Dans ce nouveau documentaire long-métrage (75’), il est question du racisme dans la vie de tous les jours, y compris dans les gestes apparemment les plus anodins. Quelle est la face visible de cette maladie sociale, quelles en sont les manifestations dans la routine journalière, les différents ressentis des personnes impliquées en tant que victimes et objets de racisme, les points de vue possibles, les réponses, les traces psychologiques immédiates et à long terme, et comment l’expliquer dans un pays du Maghreb - une notion qui correspondrait surtout à un espace culturel spécifique entre une mer et un désert - où certains ne se considèrent pas comment étant des «Africains». Pourtant la Tunisie fait partie de l’Afrique, sans l’ombre d’un doute, sans que cela ne représente une exclusivité identitaire.
Dans ce documentaire, nous sommes amenés à écouter plusieurs témoignages qui ne coïncident pas toujours sur tous les points au niveau de la conceptualisation et de la perspective.
Je vous invite à prendre le bus vers le sanctuaire de Omi Marzouga, pour une fête traditionnelle où les Tunisiens noirs célèbrent leur identité, et à partager le voyage par la mémoire et le présent avec les différents personnages-invités, personnes réelles avec une histoire et une vision toute particulière d’une Tunisie qui semble diverse et plurielle, avec de nombreuses fractures concernant les différentes formes de discrimination, dont la discrimination raciale, objet principal du film.

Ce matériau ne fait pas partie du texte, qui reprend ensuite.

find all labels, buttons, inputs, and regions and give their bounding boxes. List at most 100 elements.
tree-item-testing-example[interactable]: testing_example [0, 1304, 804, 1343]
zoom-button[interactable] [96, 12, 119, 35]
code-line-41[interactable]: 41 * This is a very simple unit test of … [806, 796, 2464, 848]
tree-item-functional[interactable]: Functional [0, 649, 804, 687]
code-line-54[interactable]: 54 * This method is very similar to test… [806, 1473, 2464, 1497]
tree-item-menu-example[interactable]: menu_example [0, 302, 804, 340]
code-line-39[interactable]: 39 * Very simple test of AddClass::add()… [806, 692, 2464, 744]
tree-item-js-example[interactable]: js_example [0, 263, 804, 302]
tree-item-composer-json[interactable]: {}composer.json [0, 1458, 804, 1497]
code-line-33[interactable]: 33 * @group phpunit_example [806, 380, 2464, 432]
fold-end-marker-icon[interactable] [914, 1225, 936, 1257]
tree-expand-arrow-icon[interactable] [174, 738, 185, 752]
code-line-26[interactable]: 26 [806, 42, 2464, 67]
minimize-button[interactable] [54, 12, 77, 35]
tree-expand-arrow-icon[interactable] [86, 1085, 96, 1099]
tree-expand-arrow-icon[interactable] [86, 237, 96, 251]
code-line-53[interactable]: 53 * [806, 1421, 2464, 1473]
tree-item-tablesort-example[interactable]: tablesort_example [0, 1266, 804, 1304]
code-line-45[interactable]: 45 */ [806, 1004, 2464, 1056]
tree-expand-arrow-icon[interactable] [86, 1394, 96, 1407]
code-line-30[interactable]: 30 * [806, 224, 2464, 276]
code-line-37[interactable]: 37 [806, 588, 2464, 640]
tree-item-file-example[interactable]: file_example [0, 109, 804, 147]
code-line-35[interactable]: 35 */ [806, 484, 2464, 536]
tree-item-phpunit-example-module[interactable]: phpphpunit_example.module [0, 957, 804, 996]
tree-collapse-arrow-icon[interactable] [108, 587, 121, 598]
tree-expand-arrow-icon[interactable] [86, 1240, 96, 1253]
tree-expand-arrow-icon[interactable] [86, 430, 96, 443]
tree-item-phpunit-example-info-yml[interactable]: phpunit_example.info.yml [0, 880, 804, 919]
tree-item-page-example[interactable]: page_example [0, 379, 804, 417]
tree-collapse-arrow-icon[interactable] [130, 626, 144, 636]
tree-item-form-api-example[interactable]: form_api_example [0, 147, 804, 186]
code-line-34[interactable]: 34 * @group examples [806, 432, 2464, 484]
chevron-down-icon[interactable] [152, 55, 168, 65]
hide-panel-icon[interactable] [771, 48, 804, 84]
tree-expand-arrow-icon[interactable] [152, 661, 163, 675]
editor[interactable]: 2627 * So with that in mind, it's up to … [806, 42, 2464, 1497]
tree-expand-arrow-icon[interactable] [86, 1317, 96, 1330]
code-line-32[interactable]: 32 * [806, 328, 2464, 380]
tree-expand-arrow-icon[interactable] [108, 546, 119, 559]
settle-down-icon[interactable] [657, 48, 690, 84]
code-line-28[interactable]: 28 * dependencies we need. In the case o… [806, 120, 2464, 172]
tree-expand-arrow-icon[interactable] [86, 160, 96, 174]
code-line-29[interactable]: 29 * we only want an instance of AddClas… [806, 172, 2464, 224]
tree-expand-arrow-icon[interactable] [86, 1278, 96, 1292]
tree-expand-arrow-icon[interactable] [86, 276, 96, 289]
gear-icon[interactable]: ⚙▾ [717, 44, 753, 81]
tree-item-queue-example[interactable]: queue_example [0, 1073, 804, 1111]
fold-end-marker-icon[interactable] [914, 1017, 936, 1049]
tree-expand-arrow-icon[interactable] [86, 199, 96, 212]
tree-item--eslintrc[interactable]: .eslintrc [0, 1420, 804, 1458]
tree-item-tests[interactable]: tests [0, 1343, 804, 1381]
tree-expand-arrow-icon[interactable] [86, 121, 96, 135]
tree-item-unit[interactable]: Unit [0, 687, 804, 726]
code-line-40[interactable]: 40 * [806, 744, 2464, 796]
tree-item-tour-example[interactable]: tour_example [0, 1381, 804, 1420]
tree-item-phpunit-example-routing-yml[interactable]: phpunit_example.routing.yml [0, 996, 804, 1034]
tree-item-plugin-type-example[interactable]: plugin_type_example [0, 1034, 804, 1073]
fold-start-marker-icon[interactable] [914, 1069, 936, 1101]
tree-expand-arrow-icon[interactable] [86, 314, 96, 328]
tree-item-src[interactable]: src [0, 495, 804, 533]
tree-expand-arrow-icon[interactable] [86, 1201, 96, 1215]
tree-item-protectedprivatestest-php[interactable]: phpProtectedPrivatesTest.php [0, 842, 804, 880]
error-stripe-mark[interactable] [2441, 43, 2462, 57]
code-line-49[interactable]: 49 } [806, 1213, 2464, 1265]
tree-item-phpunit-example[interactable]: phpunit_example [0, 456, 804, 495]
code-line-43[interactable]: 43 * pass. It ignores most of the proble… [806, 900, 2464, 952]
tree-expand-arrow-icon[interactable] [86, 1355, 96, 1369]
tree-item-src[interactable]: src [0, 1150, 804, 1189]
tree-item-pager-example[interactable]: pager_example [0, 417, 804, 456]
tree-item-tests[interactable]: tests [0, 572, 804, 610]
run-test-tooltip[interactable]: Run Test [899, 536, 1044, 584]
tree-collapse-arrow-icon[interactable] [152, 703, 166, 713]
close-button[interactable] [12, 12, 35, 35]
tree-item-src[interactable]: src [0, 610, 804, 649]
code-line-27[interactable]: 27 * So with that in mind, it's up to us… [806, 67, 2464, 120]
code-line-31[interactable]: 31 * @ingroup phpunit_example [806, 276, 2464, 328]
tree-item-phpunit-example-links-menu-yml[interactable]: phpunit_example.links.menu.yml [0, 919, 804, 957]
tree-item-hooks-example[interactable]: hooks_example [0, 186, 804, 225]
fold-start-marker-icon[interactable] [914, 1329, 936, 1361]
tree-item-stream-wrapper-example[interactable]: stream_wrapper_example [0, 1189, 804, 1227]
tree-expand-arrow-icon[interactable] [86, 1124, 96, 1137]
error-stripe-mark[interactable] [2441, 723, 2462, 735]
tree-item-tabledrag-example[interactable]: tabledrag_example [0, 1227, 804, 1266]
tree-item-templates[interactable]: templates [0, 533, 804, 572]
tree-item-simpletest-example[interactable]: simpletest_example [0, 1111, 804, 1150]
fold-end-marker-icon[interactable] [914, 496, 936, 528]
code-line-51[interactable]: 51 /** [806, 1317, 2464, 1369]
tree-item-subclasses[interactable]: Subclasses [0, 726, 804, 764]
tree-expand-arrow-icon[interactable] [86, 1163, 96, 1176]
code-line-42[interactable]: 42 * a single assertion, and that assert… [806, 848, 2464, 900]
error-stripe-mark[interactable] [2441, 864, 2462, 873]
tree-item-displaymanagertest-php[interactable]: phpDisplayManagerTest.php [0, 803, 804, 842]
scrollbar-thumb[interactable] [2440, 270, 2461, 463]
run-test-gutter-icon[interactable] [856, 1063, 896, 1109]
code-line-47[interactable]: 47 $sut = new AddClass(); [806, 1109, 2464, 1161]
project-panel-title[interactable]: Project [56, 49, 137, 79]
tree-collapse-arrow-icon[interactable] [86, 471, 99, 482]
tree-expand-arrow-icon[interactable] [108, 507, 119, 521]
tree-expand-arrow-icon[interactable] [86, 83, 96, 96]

Une jeune femme spécialiste en communication, Wagha, un styliste qui travaille aussi pour le cinéma et utilise surtout des tissus ethniques, ce même styliste dont «la couleur ne représente pas la Tunisie», comme il le souligne à travers les insinuations et exclusions dont il fait l’objet. Comme si un pays pouvait se résumer en un unique symbole, déniant la pluralité culturelle, ethnique et toute son Histoire. Un étudiant en théâtre (Abdesalam), une militante de la société civile et présidente d’une association antiraciste (Saadia Mosbah), un sociologue (Abdelssatar Sahbani), en somme des gens de différents teints de peau, différentes générations et histoires familiales composent ce groupe hétérogène. D’autres importants personnages-clés s’ajouteront au groupe : une députée (Jamila Debbech Ksiksi), un professeur (Belgacem Rajah), et un acteur (Farhat Debbech). Certains participants, moins visibles, apporteront pourtant des points de vue complémentaires et avoueront des expériences personnelles significatives, des anecdotes étonnantes et insoupçonnables.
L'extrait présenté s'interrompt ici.